His face was very much agitated and very much flushed, and there were strong workings in the features, and strange gleams in the eyes.

'Oh, Jane, you torture me!' he exclaimed. 'With that searching and yet faithful and generous look, you torture me!'

'How can I do that? If you are true, and your offer real, my only feelings to you must be gratitude and devotion- they cannot torture.'

'Gratitude!' he ejaculated; and added wildly- 'Jane, accept me quickly. Say, Edward- give me my name- Edward- I will marry you.'

'Are you in earnest? Do you truly love me? Do you sincerely wish me to be your wife?'

'I do; and if an oath is necessary to satisfy you, I swear it.'

'Then, sir, I will marry you.'

'Edward- my little wife!'

'Dear Edward!'

'Come to me- come to me entirely now,' said he; and added, in his deepest tone, speaking in my ear as his cheek was laid on mine, 'Make my happiness- I will make yours.'

'God pardon me!' he subjoined ere long; 'and man meddle not with me: I have her, and will hold her.'

'There is no one to meddle, sir. I have no kindred to interfere.'

'No- that is the best of it,' he said. And if I had loved him less I should have thought his accent and look of exultation savage; but, sitting by him, roused from the nightmare of parting- called to the paradise of union- I thought only of the bliss given me to drink in so abundant a flow. Again and again he said, 'Are you happy, Jane?'

And again and again I answered, 'Yes,' After which he murmured, 'It will atone- it will atone. Have I not found her friendless, and cold, and comfortless? Will I not guard, and cherish, and solace her? Is there not love in my heart, and constancy in my resolves? It will expiate at God's tribunal. I know my Maker sanctions what I do.

For the world's judgment- I wash my hands thereof.

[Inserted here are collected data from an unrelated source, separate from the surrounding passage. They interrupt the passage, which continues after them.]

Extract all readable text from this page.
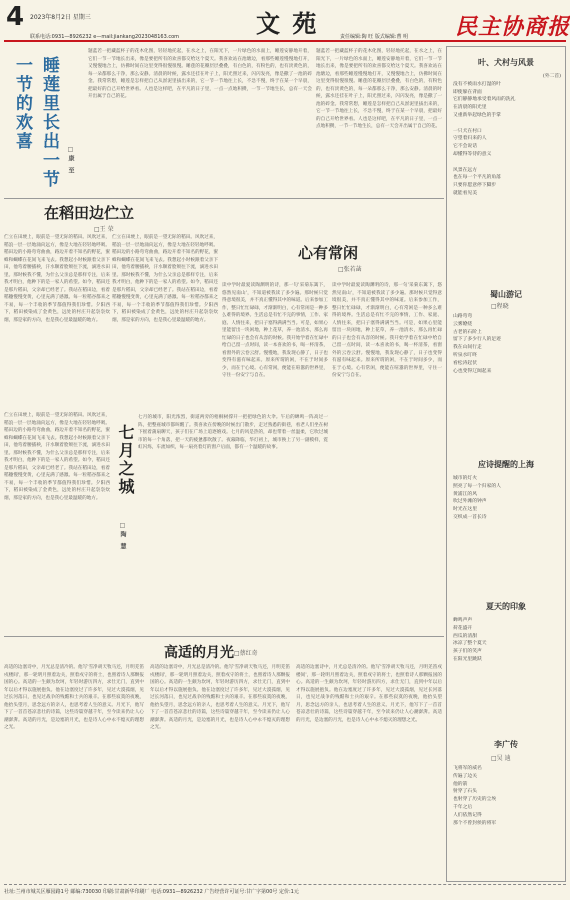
4 2023年8月2日 星期三
联系电话:0931—8926232 e—mail:jiankang2023048163.com	文 苑	责任编辑:陶 旺 版式编辑:曹 明 民主协商报
睡莲里长出一节一节的欢喜
□康 至
题蓝若一把藏蓝杯子的花木化图，轻轻地托起，在水之上，在阳光下，一片绿色的水面上，睡莲安静地开着，它们一节一节地长出来，像是要把所有的欢喜都交给这个夏天。我喜欢站在池塘边，看那些睡莲慢慢地打开，又慢慢地合上，仿佛时间在这里变得很慢很慢。睡莲的花瓣层层叠叠，有白色的，有粉色的，也有淡黄色的，每一朵都那么干净，那么安静。清晨的时候，露水还挂在叶子上，阳光照过来，闪闪发亮，像是撒了一池的碎金。我常常想，睡莲是怎样把自己从淤泥里拔出来的，它一节一节地往上长，不急不慢，终于在某一个早晨，把最好的自己开给世界看。人也是这样吧，在平凡的日子里，一点一点地积攒，一节一节地生长，总有一天会开出属于自己的花。
题蓝若一把藏蓝杯子的花木化图，轻轻地托起，在水之上，在阳光下，一片绿色的水面上，睡莲安静地开着，它们一节一节地长出来，像是要把所有的欢喜都交给这个夏天。我喜欢站在池塘边，看那些睡莲慢慢地打开，又慢慢地合上，仿佛时间在这里变得很慢很慢。睡莲的花瓣层层叠叠，有白色的，有粉色的，也有淡黄色的，每一朵都那么干净，那么安静。清晨的时候，露水还挂在叶子上，阳光照过来，闪闪发亮，像是撒了一池的碎金。我常常想，睡莲是怎样把自己从淤泥里拔出来的，它一节一节地往上长，不急不慢，终于在某一个早晨，把最好的自己开给世界看。人也是这样吧，在平凡的日子里，一点一点地积攒，一节一节地生长，总有一天会开出属于自己的花。
在稻田边伫立
□王 荣
伫立在田埂上，眼前是一望无际的稻田。风吹过来，稻浪一层一层地涌向远方，像是大地在轻轻地呼吸。稻田边的小路弯弯曲曲，路边开着不知名的野花，蜜蜂和蝴蝶在花间飞来飞去。我想起小时候跟着父亲下田，他弯着腰插秧，汗水顺着脸颊往下流，滴进水田里。那时候我不懂，为什么父亲总是那样专注，后来我才明白，他种下的是一家人的希望。如今，稻田还是那片稻田，父亲却已经老了。我站在稻田边，看着稻穗慢慢变黄，心里充满了感激。每一粒稻谷都来之不易，每一个丰收的季节都值得我们珍惜。夕阳西下，稻田被染成了金黄色，远处的村庄升起袅袅炊烟，那是家的方向，也是我心里最温暖的地方。
伫立在田埂上，眼前是一望无际的稻田。风吹过来，稻浪一层一层地涌向远方，像是大地在轻轻地呼吸。稻田边的小路弯弯曲曲，路边开着不知名的野花，蜜蜂和蝴蝶在花间飞来飞去。我想起小时候跟着父亲下田，他弯着腰插秧，汗水顺着脸颊往下流，滴进水田里。那时候我不懂，为什么父亲总是那样专注，后来我才明白，他种下的是一家人的希望。如今，稻田还是那片稻田，父亲却已经老了。我站在稻田边，看着稻穗慢慢变黄，心里充满了感激。每一粒稻谷都来之不易，每一个丰收的季节都值得我们珍惜。夕阳西下，稻田被染成了金黄色，远处的村庄升起袅袅炊烟，那是家的方向，也是我心里最温暖的地方。
伫立在田埂上，眼前是一望无际的稻田。风吹过来，稻浪一层一层地涌向远方，像是大地在轻轻地呼吸。稻田边的小路弯弯曲曲，路边开着不知名的野花，蜜蜂和蝴蝶在花间飞来飞去。我想起小时候跟着父亲下田，他弯着腰插秧，汗水顺着脸颊往下流，滴进水田里。那时候我不懂，为什么父亲总是那样专注，后来我才明白，他种下的是一家人的希望。如今，稻田还是那片稻田，父亲却已经老了。我站在稻田边，看着稻穗慢慢变黄，心里充满了感激。每一粒稻谷都来之不易，每一个丰收的季节都值得我们珍惜。夕阳西下，稻田被染成了金黄色，远处的村庄升起袅袅炊烟，那是家的方向，也是我心里最温暖的地方。
七月之城
□陶 慧
七月的城市，阳光浓烈，街道两旁的梧桐树撑开一把把绿色的大伞。午后的蝉鸣一阵高过一阵，把整座城市都叫醒了。我喜欢在傍晚的时候出门散步，走过熟悉的街巷，看老人们坐在树下摇着蒲扇聊天，孩子们在广场上追逐嬉戏。七月的风是热的，却也带着一丝温柔，它吹过城市的每一个角落，把一天的疲惫都吹散了。夜幕降临，华灯初上，城市换上了另一副模样，霓虹闪烁，车流如织，每一扇亮着灯的窗户后面，都有一个温暖的故事。
心有常闲
□张若菡
读中学时最爱读陶渊明的诗，那一句'采菊东篱下，悠然见南山'，不知道被我读了多少遍。那时候只觉得意境很美，并不真正懂得其中的味道。后来参加工作，整日忙忙碌碌，才渐渐明白，心有常闲是一种多么难得的境界。生活总是有忙不完的事情，工作、家庭、人情往来，把日子塞得满满当当。可是，如果心里能留出一块闲地，种上花草，养一池清水，那么再忙碌的日子也会有从容的时候。我开始学着在忙碌中给自己留一点时间，读一本喜欢的书，喝一杯清茶，看窗外的云卷云舒。慢慢地，我发现心静了，日子也变得有滋有味起来。原来所谓的闲，不在于时间多少，而在于心境。心有常闲，便能在喧嚣的世界里，守住一份安宁与自在。
读中学时最爱读陶渊明的诗，那一句'采菊东篱下，悠然见南山'，不知道被我读了多少遍。那时候只觉得意境很美，并不真正懂得其中的味道。后来参加工作，整日忙忙碌碌，才渐渐明白，心有常闲是一种多么难得的境界。生活总是有忙不完的事情，工作、家庭、人情往来，把日子塞得满满当当。可是，如果心里能留出一块闲地，种上花草，养一池清水，那么再忙碌的日子也会有从容的时候。我开始学着在忙碌中给自己留一点时间，读一本喜欢的书，喝一杯清茶，看窗外的云卷云舒。慢慢地，我发现心静了，日子也变得有滋有味起来。原来所谓的闲，不在于时间多少，而在于心境。心有常闲，便能在喧嚣的世界里，守住一份安宁与自在。
高适的月光 □蔡红奇
高适的边塞诗中，月光总是清冷的。他写'雪净胡天牧马还，月明羌笛戍楼间'，那一轮明月照着边关，照着戍守的将士，也照着诗人那颗报国的心。高适的一生颇为坎坷，年轻时游历四方，求仕无门，直到中年以后才得以施展抱负。他在边塞度过了许多年，见过大漠孤烟，见过长河落日，也见过战争的残酷和士兵的艰辛。在那些寂寞的夜晚，他抬头望月，思念远方的亲人，也思考着人生的意义。月光下，他写下了一首首苍凉悲壮的诗篇，这些诗篇穿越千年，至今读来仍让人心潮澎湃。高适的月光，是边塞的月光，也是诗人心中永不熄灭的理想之光。
高适的边塞诗中，月光总是清冷的。他写'雪净胡天牧马还，月明羌笛戍楼间'，那一轮明月照着边关，照着戍守的将士，也照着诗人那颗报国的心。高适的一生颇为坎坷，年轻时游历四方，求仕无门，直到中年以后才得以施展抱负。他在边塞度过了许多年，见过大漠孤烟，见过长河落日，也见过战争的残酷和士兵的艰辛。在那些寂寞的夜晚，他抬头望月，思念远方的亲人，也思考着人生的意义。月光下，他写下了一首首苍凉悲壮的诗篇，这些诗篇穿越千年，至今读来仍让人心潮澎湃。高适的月光，是边塞的月光，也是诗人心中永不熄灭的理想之光。
高适的边塞诗中，月光总是清冷的。他写'雪净胡天牧马还，月明羌笛戍楼间'，那一轮明月照着边关，照着戍守的将士，也照着诗人那颗报国的心。高适的一生颇为坎坷，年轻时游历四方，求仕无门，直到中年以后才得以施展抱负。他在边塞度过了许多年，见过大漠孤烟，见过长河落日，也见过战争的残酷和士兵的艰辛。在那些寂寞的夜晚，他抬头望月，思念远方的亲人，也思考着人生的意义。月光下，他写下了一首首苍凉悲壮的诗篇，这些诗篇穿越千年，至今读来仍让人心潮澎湃。高适的月光，是边塞的月光，也是诗人心中永不熄灭的理想之光。
叶、犬村与风景
(外二首)
没有不被雨水打湿的叶
即使躲在背面
它们静静地承受着风雨的洗礼
在清晨的阳光里
又重新举起绿色的手掌

一只犬在村口
守望着归来的人
它不会说话
却懂得等待的意义

风景在远方
也在每一个平凡的角落
只要你愿意停下脚步
就能看见美
蜀山游记
□程晓
山路弯弯
云雾缭绕
古老的石阶上
留下了多少行人的足迹
我在山间行走
听泉水叮咚
看松涛起伏
心也变得辽阔起来
应诗提醒的上海
城市的灯火
照亮了每一个归家的人
黄浦江的风
吹过外滩的钟声
时光在这里
交织成一首长诗
夏天的印象
蝉鸣声声
荷花盛开
西瓜的清甜
冰凉了整个夏天
孩子们的笑声
在阳光里跳跃
李广传
□吴 迪
飞将军的威名
传遍了边关
他的箭
射穿了石头
也射穿了历史的尘埃
千年之后
人们依然记得
那个不曾封侯的将军
社址:兰州市城关区雁园路1号 邮编:730030 印刷:甘肃新华印刷厂 电话:0931—8926232 广告经营许可证号:甘广字第00号 定价:1元
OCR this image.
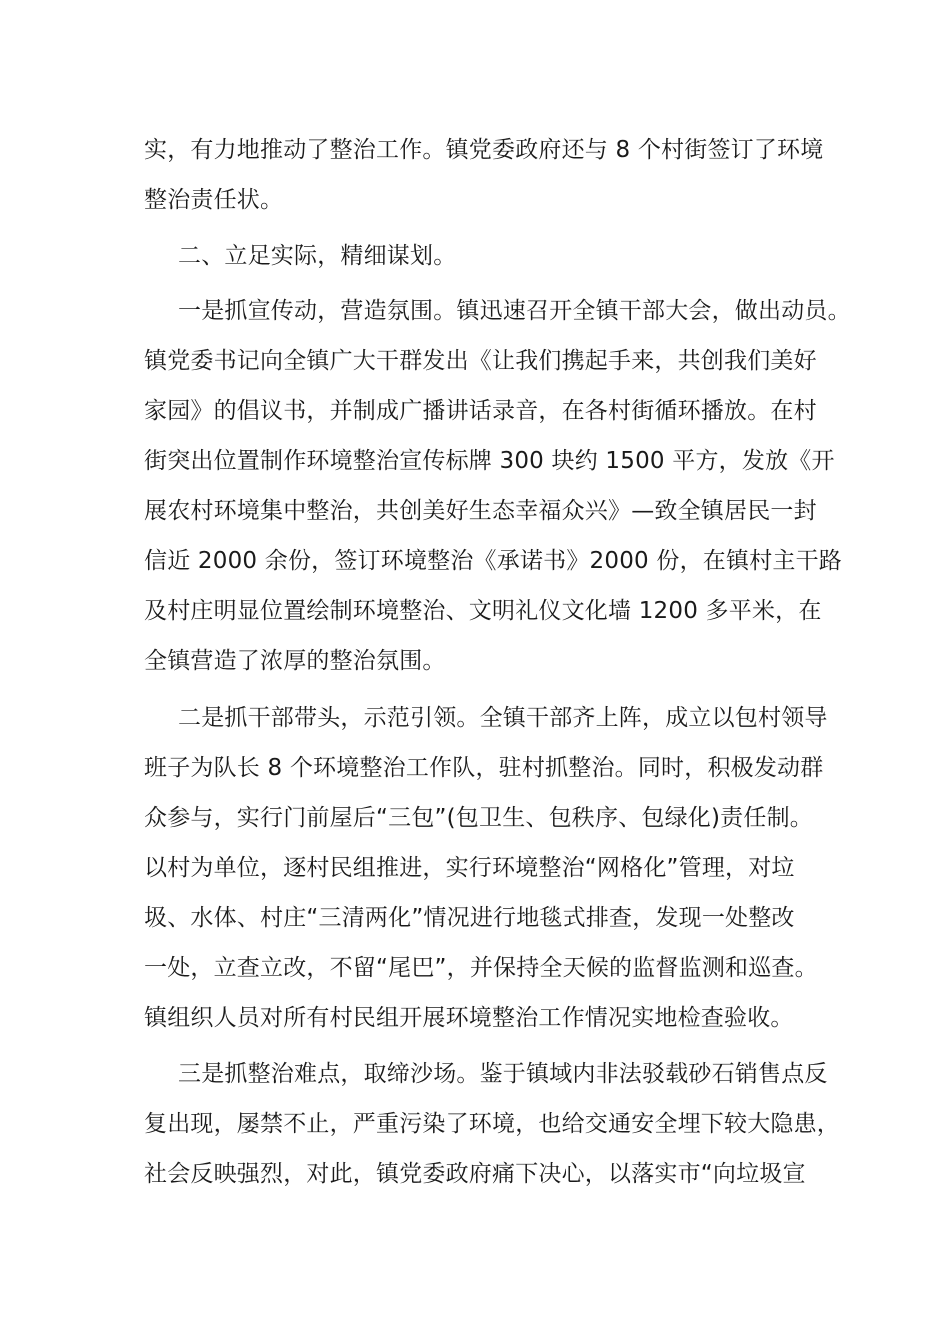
实，有力地推动了整治工作。镇党委政府还与 8 个村街签订了环境
整治责任状。
二、立足实际，精细谋划。
一是抓宣传动，营造氛围。镇迅速召开全镇干部大会，做出动员。
镇党委书记向全镇广大干群发出《让我们携起手来，共创我们美好
家园》的倡议书，并制成广播讲话录音，在各村街循环播放。在村
街突出位置制作环境整治宣传标牌 300 块约 1500 平方，发放《开
展农村环境集中整治，共创美好生态幸福众兴》—致全镇居民一封
信近 2000 余份，签订环境整治《承诺书》2000 份，在镇村主干路
及村庄明显位置绘制环境整治、文明礼仪文化墙 1200 多平米，在
全镇营造了浓厚的整治氛围。
二是抓干部带头，示范引领。全镇干部齐上阵，成立以包村领导
班子为队长 8 个环境整治工作队，驻村抓整治。同时，积极发动群
众参与，实行门前屋后“三包”(包卫生、包秩序、包绿化)责任制。
以村为单位，逐村民组推进，实行环境整治“网格化”管理，对垃
圾、水体、村庄“三清两化”情况进行地毯式排查，发现一处整改
一处，立查立改，不留“尾巴”，并保持全天候的监督监测和巡查。
镇组织人员对所有村民组开展环境整治工作情况实地检查验收。
三是抓整治难点，取缔沙场。鉴于镇域内非法驳载砂石销售点反
复出现，屡禁不止，严重污染了环境，也给交通安全埋下较大隐患，
社会反映强烈，对此，镇党委政府痛下决心，以落实市“向垃圾宣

For man's opinion- I defy it.'

But what had befallen the night? The moon was not yet set, and we were all in shadow: I could scarcely see my master's face, near as I was. And what ailed the chestnut tree? it writhed and groaned; while wind roared in the laurel walk, and came sweeping over us.

'We must go in,' said Mr. Rochester: 'the weather changes. I could have sat with thee till morning, Jane.'

'And so,' thought I, 'could I with you.' I should have said so, perhaps, but a livid, vivid spark leapt out of a cloud at which I was looking, and there was a crack, a crash, and a close rattling peal; and I thought only of hiding my dazzled eyes against Mr. Rochester's shoulder.

The rain rushed down. He hurried me up the walk, through the grounds, and into the house; but we were quite wet before we could pass the threshold. He was taking off my shawl in the hall, and shaking the water out of my loosened hair, when Mrs. Fairfax emerged from her room. I did not observe her at first, nor did Mr. Rochester. The lamp was lit. The dock was on the stroke of twelve.

'Hasten to take off your wet things,' said he; 'and before you go, good-night- good-night, my darling!'

He kissed me repeatedly. When I looked up, on leaving his arms, there stood the widow, pale, grave, and amazed. I only smiled at her, and ran upstairs. 'Explanation will do for another time,' thought I. Still, when I reached my chamber, I felt a pang at the idea she should even temporarily misconstrue what she had seen. But joy soon effaced every other feeling; and loud as the wind blew, near and deep as the thunder crashed, fierce and frequent as the lightning gleamed, cataract-like as the rain fell during a storm of two hours' duration, I experienced no fear and little awe. Mr. Rochester came thrice to my door in the course of it, to ask if I was safe and tranquil: and that was comfort, that was strength for anything.

Before I left my bed in the morning, little Adele came running in to tell me that the great horse-chestnut at the bottom of the orchard had been struck by lightning in the night, and half of it split away.